In response to a request for comment, Velasco said that although she was not surprised by Vallario’s statement given his stance on immigration enforcement and his past rhetoric, she said his statements have concerning consequences that impact her and the community.
“It’s scary, you know, to think that we are reaching out to law enforcement whenever there’s an emergency, we are trusting them, you know, on our worst day, and to feel like I’m not able to have that was upsetting,” Velasco said. “I think the message that it sends is that this sheriff is not here to protect everyone, and he’s not here to support our community and that’s scary to me, you know, in a time when we have seen violence against elected officials and community members.”
Velasco said these kinds of comments from law enforcement leaders can also fuel dangerous rhetoric and even lead to actions that threaten her safety and the safety of others.

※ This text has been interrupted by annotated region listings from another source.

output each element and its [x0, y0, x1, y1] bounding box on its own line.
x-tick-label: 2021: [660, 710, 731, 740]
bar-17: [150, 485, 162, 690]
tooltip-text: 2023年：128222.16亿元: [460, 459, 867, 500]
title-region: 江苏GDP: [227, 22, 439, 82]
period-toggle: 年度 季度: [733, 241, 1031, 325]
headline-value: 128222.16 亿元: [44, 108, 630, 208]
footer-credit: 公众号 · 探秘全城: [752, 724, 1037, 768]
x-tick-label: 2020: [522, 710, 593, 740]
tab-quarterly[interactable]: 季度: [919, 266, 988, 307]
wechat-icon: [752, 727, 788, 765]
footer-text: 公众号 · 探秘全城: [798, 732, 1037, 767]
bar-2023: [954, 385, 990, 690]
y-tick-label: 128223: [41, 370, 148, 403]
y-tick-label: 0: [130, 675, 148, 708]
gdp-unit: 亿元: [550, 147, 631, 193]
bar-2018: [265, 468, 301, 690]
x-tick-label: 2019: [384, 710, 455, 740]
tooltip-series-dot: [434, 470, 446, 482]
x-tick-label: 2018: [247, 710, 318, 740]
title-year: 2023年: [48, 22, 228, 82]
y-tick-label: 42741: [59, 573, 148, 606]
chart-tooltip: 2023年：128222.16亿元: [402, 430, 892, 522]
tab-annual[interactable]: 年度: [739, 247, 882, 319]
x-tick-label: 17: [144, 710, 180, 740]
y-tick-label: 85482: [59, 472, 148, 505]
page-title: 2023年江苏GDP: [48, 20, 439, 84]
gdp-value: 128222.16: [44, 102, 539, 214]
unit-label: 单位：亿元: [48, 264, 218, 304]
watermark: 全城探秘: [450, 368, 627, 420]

Such actions include voicemails to her office threatening violence and comments that have been made about her in private social media groups that shared her home address.

Voces Unidas Executive Director Alex Sánchez said his organization has also received violent and discriminatory threats, but it has decided to stop reporting them to the Garfield County Sheriff’s Office and certain other local law enforcement agencies because comments such as Vallario’s have made them feel they won’t be taken seriously. Sánchez also said he has heard from residents that they don’t feel safe reporting crimes such as abuse or fraud for many of the same reasons.
“We need the community to trust our local men and women in uniform. We need Latinas and Latinos to know that if they call 911 when they need help, they’re not going to encounter racism and their concern or their issue is not going to be minimized with mockery and sarcasm,” Sánchez said. “These actions by these senior law enforcement officers are hurting, are hurting public safety, and will have long-term consequences.”
From an attorney’s perspective, Seligman said the perceived intent of Vallario or his office doesn’t necessarily have a legal impact if the agency is violating state laws as alleged, but Seligman still sees the evidence provided in the letter as strengthening Toward Justice’s claims.
“The extent of Garfield County’s understanding or appreciation of its collaboration isn’t especially relevant to the legal issues at play here, but I think that it does help to highlight how there can and should be no legitimate excuse for the kind of collaboration we’re seeing,” Seligman said. “There’s all kinds of evidence … that the Garfield County sheriff is eager to collaborate, open to collaborate and, from my perspective, has demonstrated a real antagonism to state law.”
Seligman said it remains to be seen how the Garfield County Sheriff’s Office will respond to Towards Justice’s cease-and-desist letter, but he hopes they will comply with his law firm’s demands. The three main demands outlined in the letter include that the sheriff’s office immediately cease unlawful collaboration with ICE; publicly affirm its commitment to noncooperation absent lawful authority; and implement enforceable policies, training and oversight to prevent future violations of Colorado law.
Vallario on Wednesday told Aspen Public Radio and Aspen Journalism that he expects to review the letter and its demands with the county’s attorney in “the next couple of days.”
This story was produced through a social justice reporting collaboration between Aspen Journalism and Aspen Public Radio.